Sebelum menjawab pertanyaan di atas, harus dipelajari dahulu apakah itu najis atau tidak? Jawabannya bahwa arak adalah himpunan minuman keras seperti khamr. Sedang khamr sendiri para ulama berbeda pendapat tentang kenajisannya. Marilah kita lihat terlebih dahulu firman Allah Subhanahu wa ta’alaa yang menjelaskan tentang khamr,
“Hai orang-orang yang beriman, sesungguhnya (meminum) khamr, berjudi, (berkorban untuk) berhala, mengundi nasib dengan panah, adalah najis karena termasuk perbuatan setan. Maka jauhilah perbuatan-perbuatan itu agar kami mendapat keberuntugan.” (Al-Maidah: 90)
Ayat di atas menjelaskan bahwa khamr adalah rijsun karena termasuk perbuatan setan. Apa arti rijsun di sini? Para ulama berbeda pendapat;
- Pendapat pertama, makna rijsun di sini adalah najis hissiyyah, maksudnya bahwa khamr adalah barang najis secara lahir, kalau tersentuh tangan, maka tangan tersebut harus dicuci, seperti kencing atau kotoran manusia. Ini adalah pendapat mayoritas ulama. Dalil mereka adalah ayat di atas.
- Pendapat kedua, bahwa rijsun dalam ayat di atas adalah najis maknawi, yaitu orang yang memegangnya tidak diharuskan untuk bersuci. Inilah pendapat Robi’ah, al-Laits, al-Muzani, asy-Syaukani, ash-Shan’ani, Ahmad Syakir, Syekh Muhammad bin Shalih al-Utsaimin dan Syaikh al-Albani. Dalil mereka sebagai berikut;
- Ayat 90 surat al-Maidah di atas menjelaskan empat perkara, khamr, berjudi, (berkorban untuk) berhala, mengundi nasib dengan panah, bahwa semuanya najis. Telah diketahui bahwa tiga hal selain khamr adalah suci secara lahir, tetapi najis secara maknawi atau najis amali, karena termasuk amalan dan perbuatan setan.

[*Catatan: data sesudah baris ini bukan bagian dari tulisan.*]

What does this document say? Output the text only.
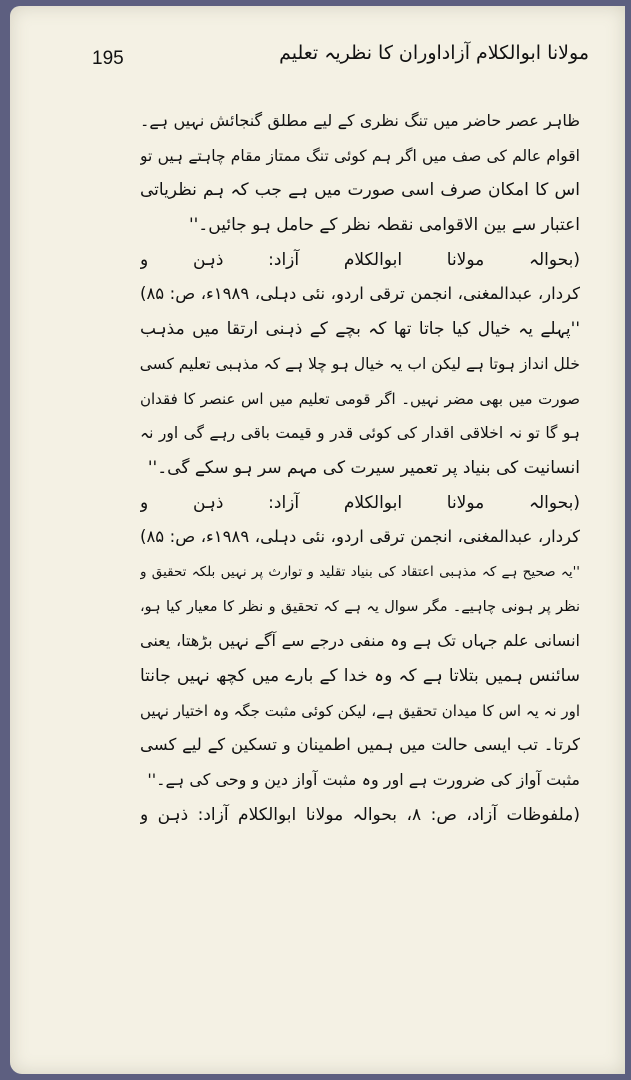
195	مولانا ابوالکلام آزاداوران کا نظریہ تعلیم
ظاہر عصر حاضر میں تنگ نظری کے لیے مطلق گنجائش نہیں ہے۔
اقوام عالم کی صف میں اگر ہم کوئی تنگ ممتاز مقام چاہتے ہیں تو
اس کا امکان صرف اسی صورت میں ہے جب کہ ہم نظریاتی
اعتبار سے بین الاقوامی نقطہ نظر کے حامل ہو جائیں۔''
(بحوالہ مولانا ابوالکلام آزاد: ذہن و
کردار، عبدالمغنی، انجمن ترقی اردو، نئی دہلی، ۱۹۸۹ء، ص: ۸۵)
''پہلے یہ خیال کیا جاتا تھا کہ بچے کے ذہنی ارتقا میں مذہب
خلل انداز ہوتا ہے لیکن اب یہ خیال ہو چلا ہے کہ مذہبی تعلیم کسی
صورت میں بھی مضر نہیں۔ اگر قومی تعلیم میں اس عنصر کا فقدان
ہو گا تو نہ اخلاقی اقدار کی کوئی قدر و قیمت باقی رہے گی اور نہ
انسانیت کی بنیاد پر تعمیر سیرت کی مہم سر ہو سکے گی۔''
(بحوالہ مولانا ابوالکلام آزاد: ذہن و
کردار، عبدالمغنی، انجمن ترقی اردو، نئی دہلی، ۱۹۸۹ء، ص: ۸۵)
''یہ صحیح ہے کہ مذہبی اعتقاد کی بنیاد تقلید و توارث پر نہیں بلکہ تحقیق و
نظر پر ہونی چاہیے۔ مگر سوال یہ ہے کہ تحقیق و نظر کا معیار کیا ہو،
انسانی علم جہاں تک ہے وہ منفی درجے سے آگے نہیں بڑھتا، یعنی
سائنس ہمیں بتلاتا ہے کہ وہ خدا کے بارے میں کچھ نہیں جانتا
اور نہ یہ اس کا میدان تحقیق ہے، لیکن کوئی مثبت جگہ وہ اختیار نہیں
کرتا۔ تب ایسی حالت میں ہمیں اطمینان و تسکین کے لیے کسی
مثبت آواز کی ضرورت ہے اور وہ مثبت آواز دین و وحی کی ہے۔''
(ملفوظات آزاد، ص: ۸، بحوالہ مولانا ابوالکلام آزاد: ذہن و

Oleh karena itu, khamr juga dikatakan najis maknawi, dan bukan najis secara lahir, karena keempat hal tersebut disebutkan bersamaan dalam satu ayat. Hal ini dikuatkan dengan firman Allah Subhanahu wa ta’laa,
“Maka jauhilah olehmu berhala-berhala yang rijsun (najis) itu dan jauhilah perkataan-perkataan dusta.” (Al-Hajj: 20)
Yang dimaksud dengan kenajisan berhala pada ayat di atas adalah najis maknawi.

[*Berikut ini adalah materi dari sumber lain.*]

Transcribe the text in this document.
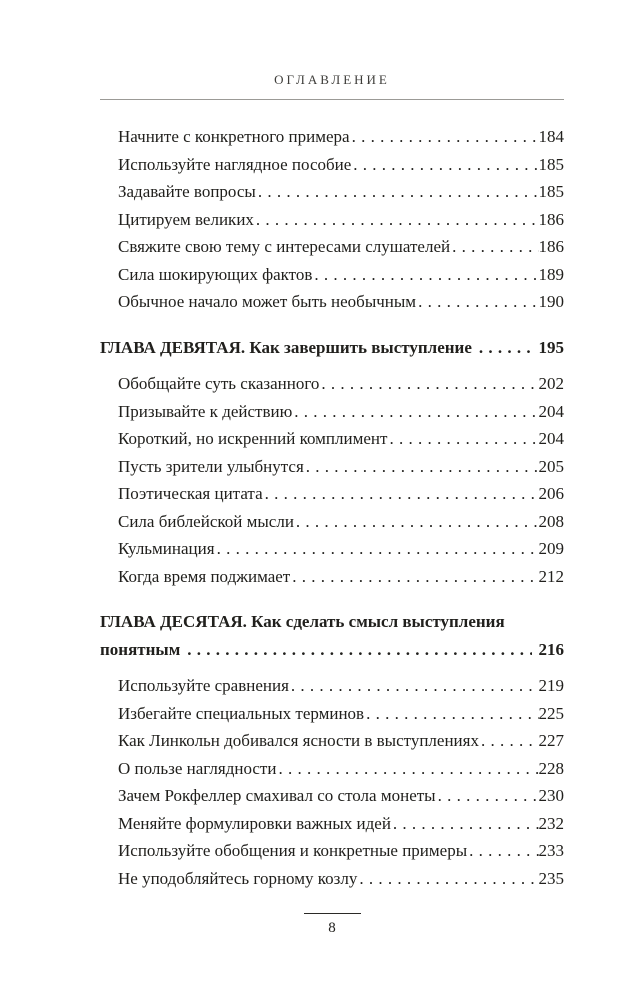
ОГЛАВЛЕНИЕ
Начните с конкретного примера . . .	184
Используйте наглядное пособие . . .	185
Задавайте вопросы . . .	185
Цитируем великих . . .	186
Свяжите свою тему с интересами слушателей . . .	186
Сила шокирующих фактов . . .	189
Обычное начало может быть необычным . . .	190
ГЛАВА ДЕВЯТАЯ. Как завершить выступление . . .	195
Обобщайте суть сказанного . . .	202
Призывайте к действию . . .	204
Короткий, но искренний комплимент . . .	204
Пусть зрители улыбнутся . . .	205
Поэтическая цитата . . .	206
Сила библейской мысли . . .	208
Кульминация . . .	209
Когда время поджимает . . .	212
ГЛАВА ДЕСЯТАЯ. Как сделать смысл выступления
понятным . . .	216
Используйте сравнения . . .	219
Избегайте специальных терминов . . .	225
Как Линкольн добивался ясности в выступлениях . . .	227
О пользе наглядности . . .	228
Зачем Рокфеллер смахивал со стола монеты . . .	230
Меняйте формулировки важных идей . . .	232
Используйте обобщения и конкретные примеры . . .	233
Не уподобляйтесь горному козлу . . .	235
8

- Hadits dari Anas bin Malik Radliyallahu ‘anhu, bahwasanya ia berkata,
“Aku pernah menjamu suatu kaum dengan minuman di rumah Abu Thalhah. Saat itu khamr mereka adalah al-Fadhikh (arak yang terbuat dari buah kurma). Kemudian Rasulullah Shallallahu ‘alaihi wa sallam memerintahkan seorang penyeru untuk menyerukan bahwa khamr telah diharamkan.” Anas berkata, “Maka Abu Thalhah berkata kepadaku, ‘Keluar dan tumpahkanlah.’ Maka aku keluar lalu aku tumpahkan. Maka khamr mengalir di jalan-jalan kota Madinah.” (Riwayat Bukhari dan Muslim)

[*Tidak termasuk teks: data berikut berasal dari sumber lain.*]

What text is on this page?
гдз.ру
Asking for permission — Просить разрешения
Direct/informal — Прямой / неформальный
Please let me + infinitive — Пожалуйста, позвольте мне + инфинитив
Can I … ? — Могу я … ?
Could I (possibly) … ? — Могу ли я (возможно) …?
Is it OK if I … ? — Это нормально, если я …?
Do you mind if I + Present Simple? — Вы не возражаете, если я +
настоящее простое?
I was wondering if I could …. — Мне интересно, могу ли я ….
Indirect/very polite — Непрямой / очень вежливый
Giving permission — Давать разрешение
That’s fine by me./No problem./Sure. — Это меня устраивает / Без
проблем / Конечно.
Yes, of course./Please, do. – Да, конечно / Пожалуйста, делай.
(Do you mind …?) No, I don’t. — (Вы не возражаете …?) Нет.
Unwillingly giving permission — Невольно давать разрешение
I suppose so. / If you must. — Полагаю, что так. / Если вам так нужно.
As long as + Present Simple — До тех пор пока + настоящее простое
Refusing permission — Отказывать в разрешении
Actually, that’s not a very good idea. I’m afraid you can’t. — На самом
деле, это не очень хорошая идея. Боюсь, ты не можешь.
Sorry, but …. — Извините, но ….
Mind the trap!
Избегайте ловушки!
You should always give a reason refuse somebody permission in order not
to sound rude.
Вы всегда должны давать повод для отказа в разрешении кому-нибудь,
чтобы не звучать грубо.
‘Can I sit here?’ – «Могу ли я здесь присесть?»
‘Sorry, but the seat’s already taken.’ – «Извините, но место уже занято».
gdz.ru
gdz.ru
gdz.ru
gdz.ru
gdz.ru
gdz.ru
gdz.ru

Hadits di atas menunjukkan bahwa khamr tidak najis secara hissiyyah, tetapi najis secara maknawi, karena dua alasan;
- Bahwa hadits di atas menjelaskan bahwa khamr ditumpahkan di jalan-jalan kota Madinah. Jika seandainya khamr tersebut najis hissiyyah, tentunya Rasulullah Shallallahu ‘alaihi wa sallam akan memerintahkan para sahabatnya untuk membersihkannya, karena jalan-jalan tersebut akan dilewati orang banyak. Hal ini menunjukkan bahwa khamr tidaklah najis secara lahiri, tetapi najis secara maknawi.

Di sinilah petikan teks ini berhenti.